In the US, MAXIMUS, a government services provider company and Genesys recently announced a partnership to set up the MAXIMUS Genesys Engagement Platform, an integrated, cloud-based omnichannel contact centre solution. This was driven by the government requirement for public sector organisations to provide seamless customer experiences similar to those offered in the private sector. The platform is certified by the Federal Risk and Authorization Management Program (FedRAMP). FedRAMP promotes the adoption of secure cloud services across the US Federal Government, in partnership with federal agencies, cloud service providers and 3rd party assessment organisations and provides the standards for security and risk assessment.
This is in line with what we see in the Ecosystm data. Government agencies that use contact centres are increasingly evaluating cloud options, with 17% saying that they operate fully on the cloud (Figure 2). While this may be difficult for all public sector organisations, with mandates around data location and security, a majority are partially on the cloud.
There are several benefits to using the cloud model including the ability to make changes and scale up/down without much customisation or professional services (which can come in handy for a quick re-alignment of the workforce) and manage seasonal spikes. Additionally, cloud solutions allow almost instantaneous access to new features and easy testing of proofs of concept. Public sector organisations are fast realising the value of cloud contact centres.
William sees the FedRAMP certification having immense potential. “FedRamp provides a secured environment for any service that is rolled out as this involves multiple levels of security. Citizens expect a more personalised service through chat, Twitter, mobile, social messaging channels like WhatsApp and many more. However, they also want to feel safe when providing personal information and want to know that the platform that holds their data is secure. When they know that security is at the highest level, they will be more open to providing personal data.”
Managing an Omnichannel Experience
Over half of public sector organisations in the Ecosystm CX study mentioned that they are driving an omnichannel experience for their customers. This has become especially relevant today, as organisations have the need to reduce the call volumes for their contact centres – through non-voice services and customer self-service. The MAXIMUS Genesys Engagement Platform will leverage Genesys Engage, which provides integrated features and functionalities across multiple channels through a single voice and digital user interface. Solutions such as these provide the ability to integrate calls, emails, chats, messages and social comments into one connected platform.

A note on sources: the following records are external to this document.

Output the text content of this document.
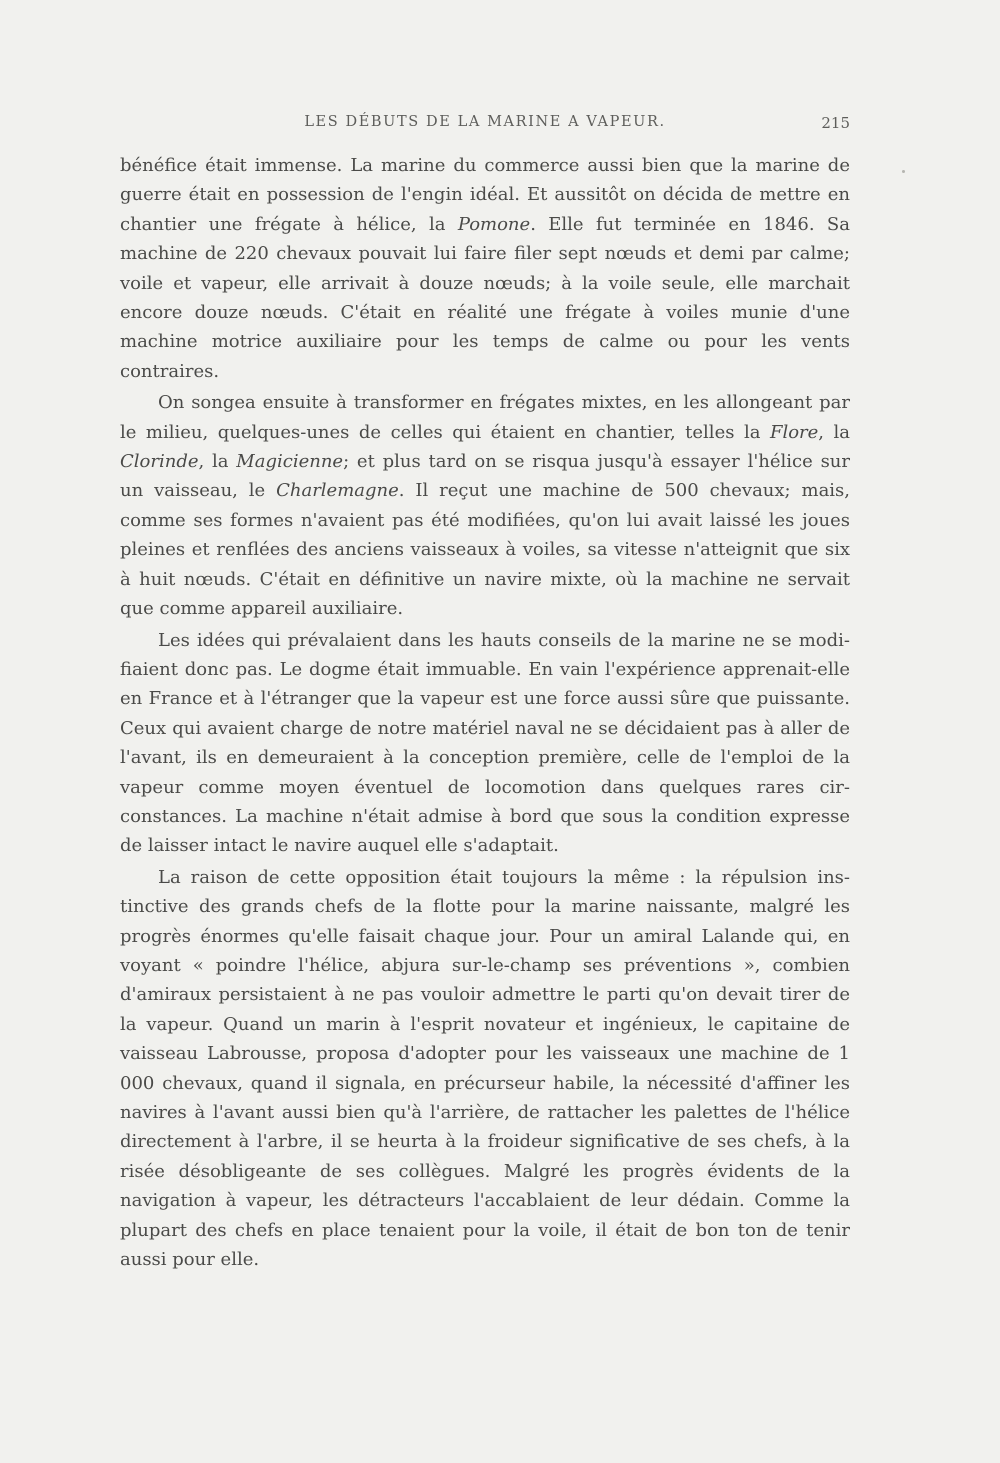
LES DÉBUTS DE LA MARINE A VAPEUR.	215

bénéfice était immense. La marine du commerce aussi bien que la marine de guerre était en possession de l'engin idéal. Et aussitôt on décida de mettre en chantier une frégate à hélice, la Pomone. Elle fut terminée en 1846. Sa machine de 220 chevaux pouvait lui faire filer sept nœuds et demi par calme; voile et vapeur, elle arrivait à douze nœuds; à la voile seule, elle marchait encore douze nœuds. C'était en réalité une frégate à voiles munie d'une machine motrice auxiliaire pour les temps de calme ou pour les vents contraires.

On songea ensuite à transformer en frégates mixtes, en les allongeant par le milieu, quelques-unes de celles qui étaient en chantier, telles la Flore, la Clorinde, la Magicienne; et plus tard on se risqua jusqu'à essayer l'hélice sur un vaisseau, le Charlemagne. Il reçut une machine de 500 chevaux; mais, comme ses formes n'avaient pas été modifiées, qu'on lui avait laissé les joues pleines et renflées des anciens vaisseaux à voiles, sa vitesse n'atteignit que six à huit nœuds. C'était en définitive un navire mixte, où la machine ne servait que comme appareil auxiliaire.

Les idées qui prévalaient dans les hauts conseils de la marine ne se modifiaient donc pas. Le dogme était immuable. En vain l'expérience apprenait-elle en France et à l'étranger que la vapeur est une force aussi sûre que puissante. Ceux qui avaient charge de notre matériel naval ne se décidaient pas à aller de l'avant, ils en demeuraient à la conception première, celle de l'emploi de la vapeur comme moyen éventuel de locomotion dans quelques rares circonstances. La machine n'était admise à bord que sous la condition expresse de laisser intact le navire auquel elle s'adaptait.

La raison de cette opposition était toujours la même : la répulsion instinctive des grands chefs de la flotte pour la marine naissante, malgré les progrès énormes qu'elle faisait chaque jour. Pour un amiral Lalande qui, en voyant « poindre l'hélice, abjura sur-le-champ ses préventions », combien d'amiraux persistaient à ne pas vouloir admettre le parti qu'on devait tirer de la vapeur. Quand un marin à l'esprit novateur et ingénieux, le capitaine de vaisseau Labrousse, proposa d'adopter pour les vaisseaux une machine de 1 000 chevaux, quand il signala, en précurseur habile, la nécessité d'affiner les navires à l'avant aussi bien qu'à l'arrière, de rattacher les palettes de l'hélice directement à l'arbre, il se heurta à la froideur significative de ses chefs, à la risée désobligeante de ses collègues. Malgré les progrès évidents de la navigation à vapeur, les détracteurs l'accablaient de leur dédain. Comme la plupart des chefs en place tenaient pour la voile, il était de bon ton de tenir aussi pour elle.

William says, “The cloud platform can help with the highest level of efficiency, scale and speed by integrating multiple channels on a single platform, for more connected customer experience. Government departments will look to leverage capabilities such as Conversational AI, in-app mobile messaging, SMS, email and voice calls within a multi secure environment. Citizens have high expectations from government departments – they expect fast, reliable and efficient service and automation. It would be difficult for governments to provide that level of service without leveraging cloud contact centre technology. That is the only way to move away from inefficient traditional architectures.”
Speaking about the adoption of cloud contact centres in the Asia Pacific region, William says, “Despite initiatives like Australia’s Digital Transformation Agency, the adoption has been relatively low in the public sector. But that has been changing fast with the COVID-19 situation forcing some government departments to move almost immediately to the cloud allowing easier changes to call workflows and other dynamic services that may have to be addressed on a daily basis.”
For more insights on Ecosystm’s ongoing research on business and technology priorities in Contact Centres
At the end of last year, Ecosystm published The Top 5 IoT Trends for 2020. Principal advisors, Kaushik Ghatak and Francisco Maroto predicted that in 2020 5G providers will be forced to operate outside their comfort zone. While the impact on network and communications equipment providers will be immense, 5G will also force telecom providers to re-think their existing business models. They may not be the best equipped to take 5G technology to market, they way the operate now.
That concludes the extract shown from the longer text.